Of course, primary challenges needn't be reserved for epoch-making presidential elections. When liberal friends bitterly complained to me about Sen. Patrick Leahy's (D.-Vt.) 2005 Judiciary Committee vote to approve John Roberts's nomination as chief justice, I suggested that they recruit a candidate in Vermont to jam up Leahy's usually automatic re-election. Now that Roberts has steered the country to even greater domination by corporations in Citizens United v. Federal Elections Commission, why not mount a serious liberal primary challenge to protest Leahy's terrible decision? Even if Vermonters renominate him next Sept. 14, a chastened Leahy might think twice during, say, a Sarah Palin administration, about supporting another right-wing Supreme Court nominee. He might even filibuster!
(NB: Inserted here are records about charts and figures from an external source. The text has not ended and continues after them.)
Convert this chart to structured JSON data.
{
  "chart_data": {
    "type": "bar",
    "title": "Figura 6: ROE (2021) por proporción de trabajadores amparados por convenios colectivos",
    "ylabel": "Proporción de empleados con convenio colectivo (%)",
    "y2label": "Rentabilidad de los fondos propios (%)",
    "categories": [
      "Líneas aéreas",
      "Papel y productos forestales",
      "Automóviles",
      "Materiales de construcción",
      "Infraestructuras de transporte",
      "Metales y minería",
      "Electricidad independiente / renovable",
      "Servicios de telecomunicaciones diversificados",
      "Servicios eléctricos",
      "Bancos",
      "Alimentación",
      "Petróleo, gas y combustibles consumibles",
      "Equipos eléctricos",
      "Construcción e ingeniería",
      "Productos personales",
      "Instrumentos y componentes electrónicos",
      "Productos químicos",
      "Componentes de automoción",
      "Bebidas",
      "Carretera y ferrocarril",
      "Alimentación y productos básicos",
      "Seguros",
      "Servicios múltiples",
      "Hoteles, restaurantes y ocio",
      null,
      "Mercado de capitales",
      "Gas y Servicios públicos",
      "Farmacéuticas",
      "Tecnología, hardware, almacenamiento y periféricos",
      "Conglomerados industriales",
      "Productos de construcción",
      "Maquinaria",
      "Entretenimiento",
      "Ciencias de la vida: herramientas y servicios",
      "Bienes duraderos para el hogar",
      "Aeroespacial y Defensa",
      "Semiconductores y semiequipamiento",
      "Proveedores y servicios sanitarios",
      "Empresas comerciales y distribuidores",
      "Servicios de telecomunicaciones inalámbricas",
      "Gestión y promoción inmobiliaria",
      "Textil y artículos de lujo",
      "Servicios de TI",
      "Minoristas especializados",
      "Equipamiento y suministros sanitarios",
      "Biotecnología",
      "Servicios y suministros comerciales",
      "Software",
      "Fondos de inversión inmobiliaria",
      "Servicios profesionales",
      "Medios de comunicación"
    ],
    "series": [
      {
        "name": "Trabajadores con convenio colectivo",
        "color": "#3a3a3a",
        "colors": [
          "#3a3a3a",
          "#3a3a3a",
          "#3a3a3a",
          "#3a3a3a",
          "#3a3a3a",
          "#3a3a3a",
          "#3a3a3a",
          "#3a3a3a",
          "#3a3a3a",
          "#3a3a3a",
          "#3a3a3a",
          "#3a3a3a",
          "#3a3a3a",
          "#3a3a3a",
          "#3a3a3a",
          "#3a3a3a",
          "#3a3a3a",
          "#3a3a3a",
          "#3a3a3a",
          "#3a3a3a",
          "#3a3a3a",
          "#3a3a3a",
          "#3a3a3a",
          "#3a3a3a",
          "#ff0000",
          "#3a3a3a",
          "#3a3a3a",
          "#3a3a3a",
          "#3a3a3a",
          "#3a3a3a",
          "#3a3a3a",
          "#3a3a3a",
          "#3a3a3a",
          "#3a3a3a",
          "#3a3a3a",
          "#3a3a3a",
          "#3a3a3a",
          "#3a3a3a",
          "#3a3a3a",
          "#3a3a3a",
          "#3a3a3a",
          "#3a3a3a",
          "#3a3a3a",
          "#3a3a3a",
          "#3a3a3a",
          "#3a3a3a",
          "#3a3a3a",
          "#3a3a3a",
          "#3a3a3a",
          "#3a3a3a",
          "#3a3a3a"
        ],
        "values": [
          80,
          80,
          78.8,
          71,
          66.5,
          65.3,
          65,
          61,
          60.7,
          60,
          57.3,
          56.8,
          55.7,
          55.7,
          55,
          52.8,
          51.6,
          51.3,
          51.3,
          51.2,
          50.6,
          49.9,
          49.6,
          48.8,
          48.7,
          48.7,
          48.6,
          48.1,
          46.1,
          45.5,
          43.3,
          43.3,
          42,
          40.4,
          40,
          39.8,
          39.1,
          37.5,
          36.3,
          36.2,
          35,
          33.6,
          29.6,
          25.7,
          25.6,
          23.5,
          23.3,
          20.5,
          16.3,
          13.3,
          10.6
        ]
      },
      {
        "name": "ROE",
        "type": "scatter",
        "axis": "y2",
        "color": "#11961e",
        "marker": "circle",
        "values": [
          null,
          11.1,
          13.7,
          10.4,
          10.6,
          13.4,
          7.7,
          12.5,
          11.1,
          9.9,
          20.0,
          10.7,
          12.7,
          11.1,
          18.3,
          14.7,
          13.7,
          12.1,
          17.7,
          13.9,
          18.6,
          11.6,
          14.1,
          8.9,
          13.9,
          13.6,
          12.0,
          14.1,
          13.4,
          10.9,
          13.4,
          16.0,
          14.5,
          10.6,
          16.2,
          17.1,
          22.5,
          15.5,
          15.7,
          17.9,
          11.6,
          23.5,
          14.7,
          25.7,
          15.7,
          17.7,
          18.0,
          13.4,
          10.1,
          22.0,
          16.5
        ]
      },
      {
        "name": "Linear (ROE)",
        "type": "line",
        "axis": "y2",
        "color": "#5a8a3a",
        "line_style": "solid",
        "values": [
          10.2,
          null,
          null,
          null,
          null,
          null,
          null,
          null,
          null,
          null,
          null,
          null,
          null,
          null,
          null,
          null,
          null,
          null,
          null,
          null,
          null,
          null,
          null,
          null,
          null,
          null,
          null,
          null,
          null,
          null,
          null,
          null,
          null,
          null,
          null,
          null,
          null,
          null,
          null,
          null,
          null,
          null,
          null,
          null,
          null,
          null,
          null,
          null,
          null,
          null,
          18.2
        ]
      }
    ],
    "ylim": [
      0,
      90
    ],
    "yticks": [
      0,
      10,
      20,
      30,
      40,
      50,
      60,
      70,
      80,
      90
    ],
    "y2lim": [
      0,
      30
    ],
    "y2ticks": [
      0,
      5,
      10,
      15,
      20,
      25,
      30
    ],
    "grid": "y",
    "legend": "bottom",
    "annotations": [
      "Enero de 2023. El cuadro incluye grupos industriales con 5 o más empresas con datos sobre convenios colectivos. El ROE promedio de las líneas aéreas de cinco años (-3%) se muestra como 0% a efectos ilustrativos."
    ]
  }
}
So who is the best person to take on Obama? My first choice would be a rejuvenated Howard Dean, who might be the only hope left for the cause of liberal reform, at least in my lifetime. After scaring the wits out of the party's Iraq-compromised establishment in 2004 with his anti-war and pro-small-donation crusade, Dean performed the thankless task of chairing the Democratic National Committee in some of its dark years. In that post, he compromised himself again and again in the interest of party unity and beating the Republicans in 2008. This involved the deeply unpleasant task of collaboration with the violent-tempered Emanuel, as well as with New York Sen. Charles Schumer (another anti-reform Democrat), who was chairman of the party's Senatorial Campaign Committee.
Yet for all his hard work, Dean was rewarded by being passed over for the new Cabinet and was not invited to continue running the DNC. What's more, in an ugly bit of symbolism, RahmObama named as press secretary Robert Gibbs, who was spokesman for the Democratic 527 committee whose sleazy advertising contributed to killing off Dean in the Iowa caucuses six years ago.
Already detested by Emanuel (our new Dick Cheney), Dean has more recently committed the cardinal sin of party disloyalty by openly denouncing Obama's (and Max Baucus's and Joe Lieberman's) attempt to transfer huge amounts of taxpayer money to Wellpoint and other big insurance companies. So what's he got to lose, except maybe an election? The country, on the other hand, might have much to gain. And Obama could relearn an important lesson about politics, and the consequences of betrayal.